# Jointing confusion....



## Wizard1500 (Jul 12, 2009)

Up till now, I've always used wood from big box stores...now, I have a couple pieces of soft maple, that are 7 1/4" wide, rough cut....my jointer is only 6" wide.....do I joint one face, then flip the board end for end and joint the rest of that face, or do I just run it through my planer? Sorry if this question is very elementary, but I 'm still learning...Thanks.....


----------



## GeorgeC (Jul 30, 2008)

The condition of the wood need to be knows to answer your question.

Are the two faces parallel to each other? If the faces are parallel and just rough you can just use the planer.

George


----------



## Wizard1500 (Jul 12, 2009)

Thanks, yes the faces are parallel, just rough cut. I have jointed one edge. Will run it through the planer......thanks, again.....

ETA: the wood has been kiln dried, and has been stickered in my shop for about 4 weeks.....


----------



## Paarker (Mar 20, 2013)

I would use a planer sled for the job. Just google it if you need a little more information then that. There is also way way to joint 12inches using a 6 inch jointer but I can't seem to find a link right now. Went back and had a second look here it is http://woodworkerszone.com/wiki/index.php?title=Jointing_wide_boards. I never used this method but I only heard good things about it.


----------



## Dave Paine (May 30, 2012)

Woodnthings has a good planer sled thread.
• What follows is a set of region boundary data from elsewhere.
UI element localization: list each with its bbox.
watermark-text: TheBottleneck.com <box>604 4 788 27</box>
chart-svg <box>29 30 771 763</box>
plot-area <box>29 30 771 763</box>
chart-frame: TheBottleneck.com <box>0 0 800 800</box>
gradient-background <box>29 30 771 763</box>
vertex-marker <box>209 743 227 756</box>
http://www.woodworkingtalk.com/f2/planer-sled-rails-14940/


----------



## Wizard1500 (Jul 12, 2009)

Paarker said:


> I would use a planer sled for the job. Just google it if you need a little more information then that. There is also way way to joint 12inches using a 6 inch jointer but I can't seem to find a link right now. Went back and had a second look here it is http://woodworkerszone.com/wiki/index.php?title=Jointing_wide_boards. I never used this method but I only heard good things about it.
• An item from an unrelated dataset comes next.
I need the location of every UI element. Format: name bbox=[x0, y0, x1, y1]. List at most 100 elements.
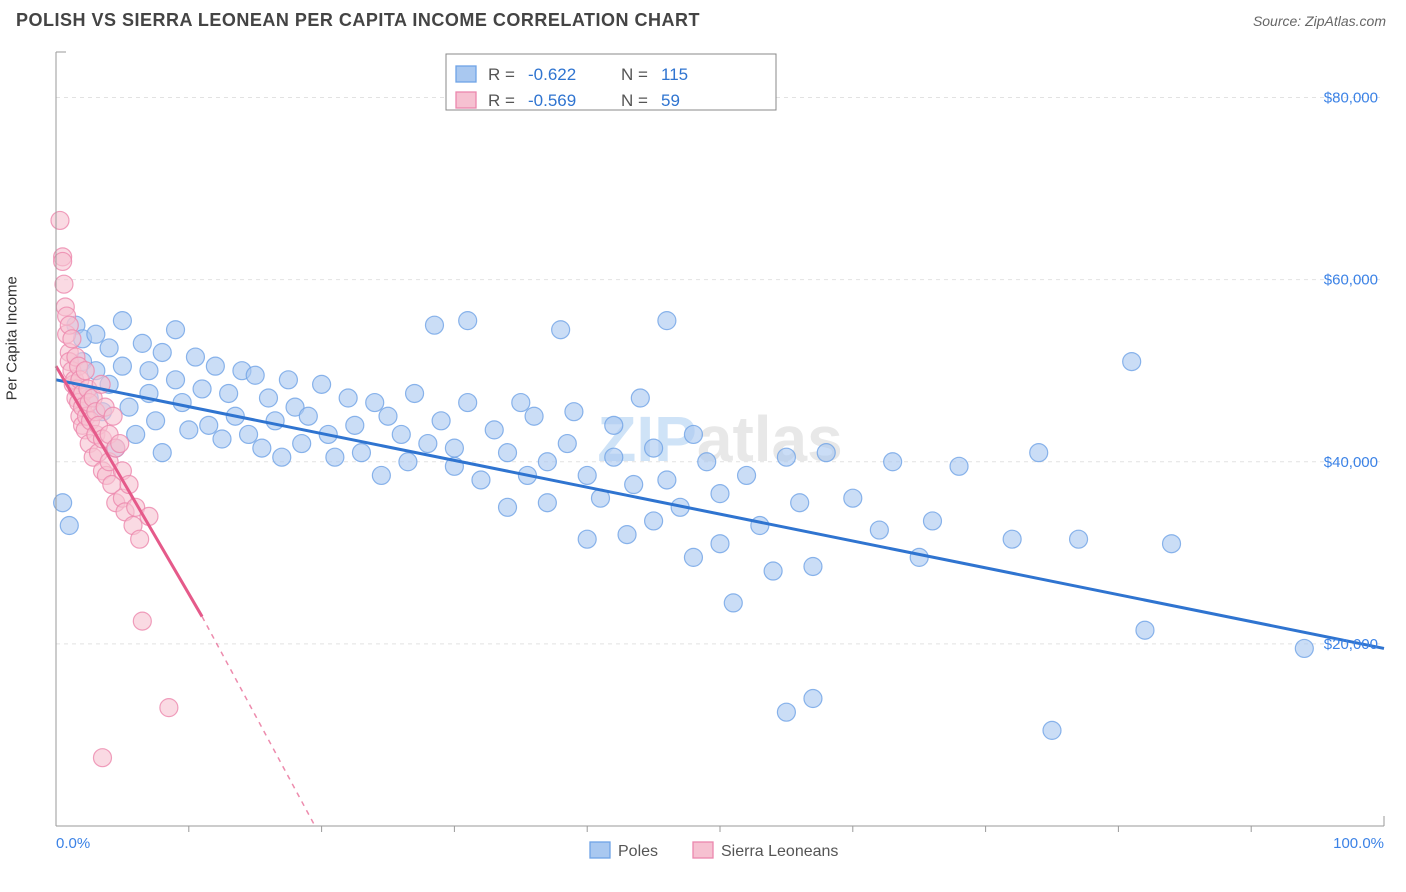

Excellent instructions....thank you.....


----------



## Wizard1500 (Jul 12, 2009)

Dave Paine said:


> Woodnthings has a good planer sled thread.
> 
> http://www.woodworkingtalk.com/f2/planer-sled-rails-14940/


I think I understand the concept......definately will be making this planer sled.....

I wasn't able to get to the shop, today, but will be out there looking closer and checking better to see if the faces are parallel....thanks for all the help, everyone.....


----------



## TimPa (Jan 27, 2010)

most jointers do not let you partially joint a face, not sure the results would be acceptable. when you can, rip the board and process it as 2 boards, then reglue. otherwise, planing is the next best option. in that case, i lay it on a flat surface and try to flatten one face with hand tools/belt sander for best results out of planer.


----------